Rachel Glennerster and Michael Kremer point out that interventions in health and education need to complement much more complex machinery: human behavior. They are right. And their argument can go a step further. Engaging local stakeholders in the design of policies and solutions can boost the innovative behavior of the people whose well-being we evaluate.

At MIT’s D-Lab we believe that users in the developing world have the potential to be the everyday inventers of their own solutions. In a Nicaraguan hospital, a nurse might quietly create neonatal UV protectors from layers of surgical gauze. Around the corner in the operating room, surgeons can be found trading sutures for fishing line and drainage valves for cut-up soda bottles that work just as well. These inventive behaviors are often hidden. The designs are remaches, geuzas, improvisations, hacks. Not exactly the stuff of professional associations. This is only because they lack the last bit of formal engineering that makes them appear the brilliant solutions they in fact are.

Traditionally, technology designers who focus on the developing world try to create affordable solutions adaptable to the local environment. They might develop efficient water pumps that run on pedal power, cell phones with longer ranges and smarter features, and syringes that are safer and more accessible, with retractable needles that automatically disable them. Our approach is to encourage co-creation in the design process: we want to empower locals to invent, so they can be collaborators, not just clients. In our fieldwork we teach students to look for inventive behaviors, and many of our interventions have originated with users. Cultivating inventiveness and the tools of invention among the poor is our priority.

Of course, not all inventions will be effective, even if they result from the collaboration we promote. A great design may not translate into a great development intervention. This is where Glennerster and Kremer come in. Their work in empirical evaluation has three critical implications for those involved in designing interventions in the developing world.

First, we need to educate designers of technologies to use evaluation as a key parameter of design itself. We can come up with a fantastic design for a lab-on-a-chip that tests for several conditions with a single finger prick. That design will surely pass through half a dozen reviews and undergo small pilots to gauge adoption. In the end, though, proper evaluations will be the judge, not just of our inventiveness and skill, but also of our impact. And that is what we want to do—impact research: novel discoveries, applications, designs, applied with scientific rigor to produce direct or indirect benefits to society, particularly those living in poverty, within a generation.

Second, the velocity of technology transfer often depends on the behavior of users, particularly when the technologies are products of the user-driven invention philosophy we prize.
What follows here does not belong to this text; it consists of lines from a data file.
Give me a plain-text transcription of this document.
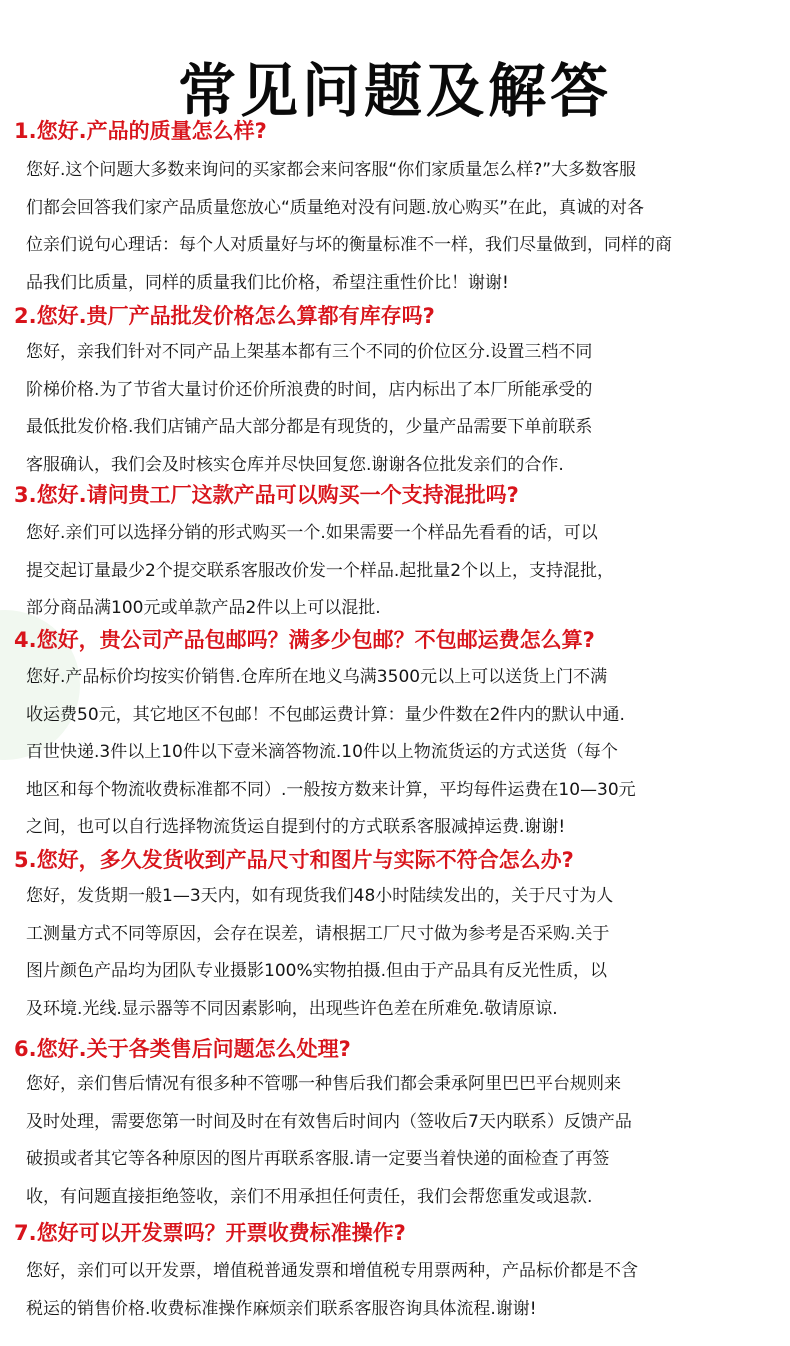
常见问题及解答
1.您好.产品的质量怎么样?
您好.这个问题大多数来询问的买家都会来问客服“你们家质量怎么样?”大多数客服
们都会回答我们家产品质量您放心“质量绝对没有问题.放心购买”在此，真诚的对各
位亲们说句心理话：每个人对质量好与坏的衡量标准不一样，我们尽量做到，同样的商
品我们比质量，同样的质量我们比价格，希望注重性价比！谢谢!
2.您好.贵厂产品批发价格怎么算都有库存吗?
您好，亲我们针对不同产品上架基本都有三个不同的价位区分.设置三档不同
阶梯价格.为了节省大量讨价还价所浪费的时间，店内标出了本厂所能承受的
最低批发价格.我们店铺产品大部分都是有现货的，少量产品需要下单前联系
客服确认，我们会及时核实仓库并尽快回复您.谢谢各位批发亲们的合作.
3.您好.请问贵工厂这款产品可以购买一个支持混批吗?
您好.亲们可以选择分销的形式购买一个.如果需要一个样品先看看的话，可以
提交起订量最少2个提交联系客服改价发一个样品.起批量2个以上，支持混批，
部分商品满100元或单款产品2件以上可以混批.
4.您好，贵公司产品包邮吗？满多少包邮？不包邮运费怎么算?
您好.产品标价均按实价销售.仓库所在地义乌满3500元以上可以送货上门不满
收运费50元，其它地区不包邮！不包邮运费计算：量少件数在2件内的默认中通.
百世快递.3件以上10件以下壹米滴答物流.10件以上物流货运的方式送货（每个
地区和每个物流收费标准都不同）.一般按方数来计算，平均每件运费在10—30元
之间，也可以自行选择物流货运自提到付的方式联系客服减掉运费.谢谢!
5.您好，多久发货收到产品尺寸和图片与实际不符合怎么办?
您好，发货期一般1—3天内，如有现货我们48小时陆续发出的，关于尺寸为人
工测量方式不同等原因，会存在误差，请根据工厂尺寸做为参考是否采购.关于
图片颜色产品均为团队专业摄影100%实物拍摄.但由于产品具有反光性质，以
及环境.光线.显示器等不同因素影响，出现些许色差在所难免.敬请原谅.
6.您好.关于各类售后问题怎么处理?
您好，亲们售后情况有很多种不管哪一种售后我们都会秉承阿里巴巴平台规则来
及时处理，需要您第一时间及时在有效售后时间内（签收后7天内联系）反馈产品
破损或者其它等各种原因的图片再联系客服.请一定要当着快递的面检查了再签
收，有问题直接拒绝签收，亲们不用承担任何责任，我们会帮您重发或退款.
7.您好可以开发票吗？开票收费标准操作?
您好，亲们可以开发票，增值税普通发票和增值税专用票两种，产品标价都是不含
税运的销售价格.收费标准操作麻烦亲们联系客服咨询具体流程.谢谢!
Behavioral economics may help us figure out how to diffuse an innovative solution, even if it originates with, say, a nurse who does not receive recognition from her superiors or peers for what is perceived as an idiosyncratic behavior.

In our initial observations during deployment of MEDIK prototyping kits—essentially, modular construction sets for medical devices—among medical personnel, we found that users were less likely to participate in disseminating behavior—blog postings, uploading pictures to the Internet, asking for or offering help—if they had to pay for Web access. Despite this they had no problem purchasing a snack for twice the cost of an hour’s worth of Internet access ($0.30). While it is clear that they could afford to inform others online, it would help us, as design educators, to understand what levers can be pulled to encourage disseminating behavior. Accelerating the velocity of technology and technique transfer among the poor requires more fundamental insights into the economics of information sharing. This lies beyond the physical mechanisms we can design in the lab, but meticulous experimental research into behavior can make headway on the problem.
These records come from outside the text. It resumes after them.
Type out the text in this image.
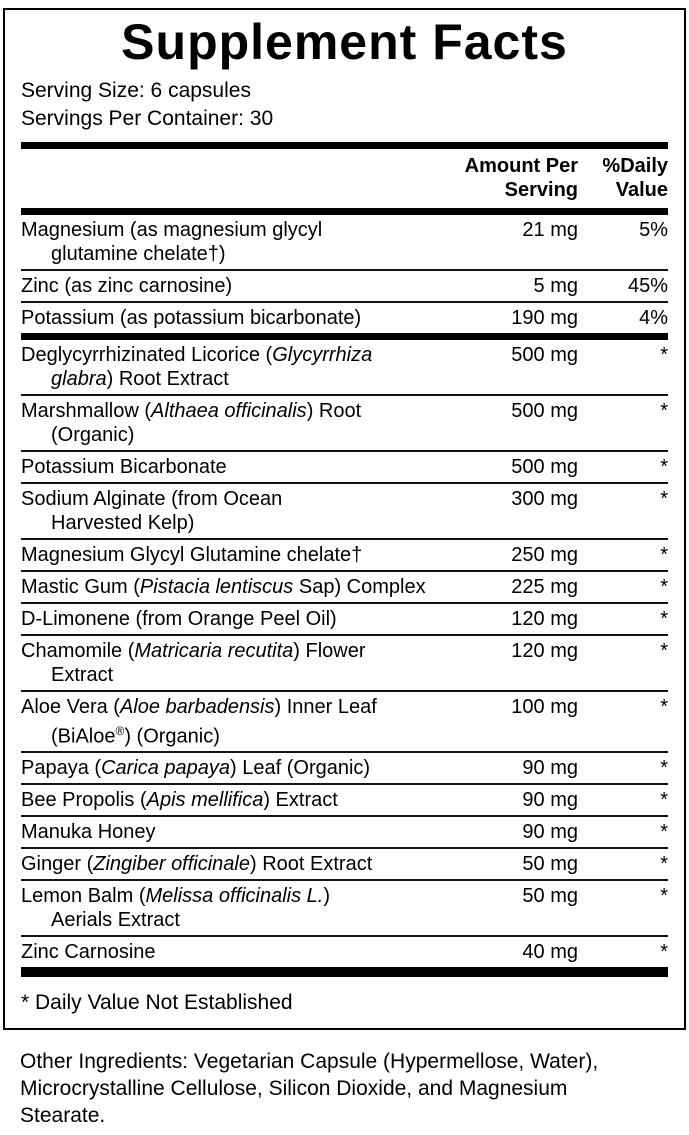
Supplement Facts
Serving Size: 6 capsules
Servings Per Container: 30
Amount Per Serving
%Daily Value
Magnesium (as magnesium glycyl
glutamine chelate†)
21 mg	5%
Zinc (as zinc carnosine)	5 mg	45%
Potassium (as potassium bicarbonate)	190 mg	4%
Deglycyrrhizinated Licorice (Glycyrrhiza
glabra) Root Extract
500 mg	*
Marshmallow (Althaea officinalis) Root
(Organic)
500 mg	*
Potassium Bicarbonate	500 mg	*
Sodium Alginate (from Ocean
Harvested Kelp)
300 mg	*
Magnesium Glycyl Glutamine chelate†	250 mg	*
Mastic Gum (Pistacia lentiscus Sap) Complex	225 mg	*
D-Limonene (from Orange Peel Oil)	120 mg	*
Chamomile (Matricaria recutita) Flower
Extract
120 mg	*
Aloe Vera (Aloe barbadensis) Inner Leaf
(BiAloe®) (Organic)
100 mg	*
Papaya (Carica papaya) Leaf (Organic)	90 mg	*
Bee Propolis (Apis mellifica) Extract	90 mg	*
Manuka Honey	90 mg	*
Ginger (Zingiber officinale) Root Extract	50 mg	*
Lemon Balm (Melissa officinalis L.)
Aerials Extract
50 mg	*
Zinc Carnosine	40 mg	*
* Daily Value Not Established

Other Ingredients: Vegetarian Capsule (Hypermellose, Water), Microcrystalline Cellulose, Silicon Dioxide, and Magnesium Stearate.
Third, behavioral economics offers important tools in designing incentives for behavior change itself. In this area we have collaborated with Glennerster and her colleagues at the Abdul Latif Jameel Poverty Action Lab on increasing medication compliance among tuberculosis patients. Our relatively inexperienced team used a combination of chemical diagnostics and mobile telephony that applied theories of incentives to on-the-ground behavioral change. We call our solution XoutTB.

Had we not identified incentive theory as a tool, our approach to the problem might have been substantially differently from the one being tested—of course, a randomized evaluation—in Pakistan this month. In the initial XoutTB pilot in Nicaragua, we planned to use a microfinance strategy for incentives. This was a moment of dominance by design. Working with an early cohort of would-be implementers, the team identified a more effective incentive for the context: providing cell-phone minutes.
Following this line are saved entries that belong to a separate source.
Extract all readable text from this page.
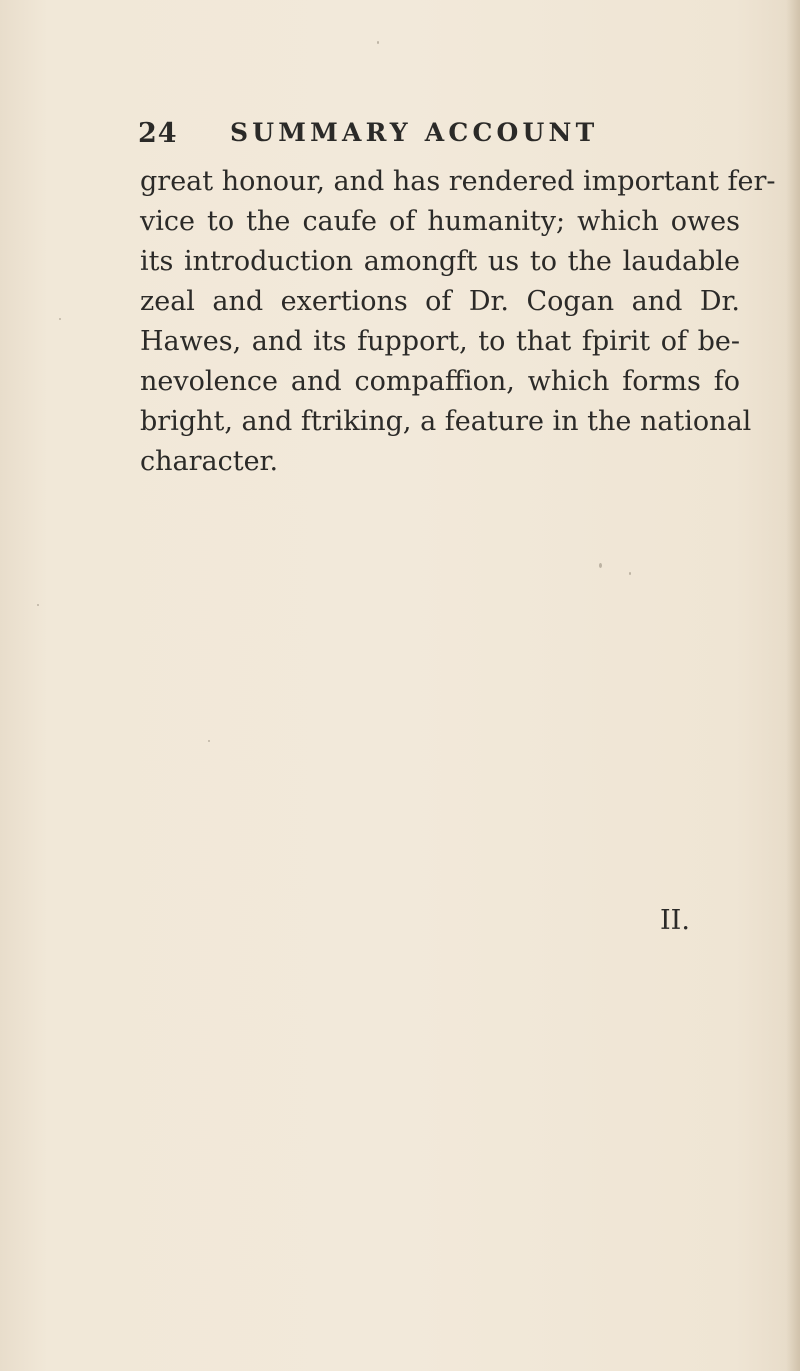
24 SUMMARY ACCOUNT
great honour, and has rendered important fer-
vice to the caufe of humanity; which owes
its introduction amongft us to the laudable
zeal and exertions of Dr. Cogan and Dr.
Hawes, and its fupport, to that fpirit of be-
nevolence and compaffion, which forms fo
bright, and ftriking, a feature in the national
character.
II.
Glennerster and Kremer champion development strategies that take into account the economic behavior of everyday users, the application of incentives to change behavior, and the powerful effect of randomized evaluations to keep us honest about their impact. We should also create room for local design of these development strategies, room for something beyond the implementation phase. This means letting go of total control from the start, and that is hard. Designers may at first find it frustrating to collaborate with non-professionals. In the end, however, we may find that strategies grown from a collaborative approach will allow users to attack problems in novel ways. For the XoutTB team, cell-phone minutes were an elegant solution; that incentive propelled the project to where it is today. Let’s use randomized evaluations to do more of this, to launch collaborative innovation for impact research.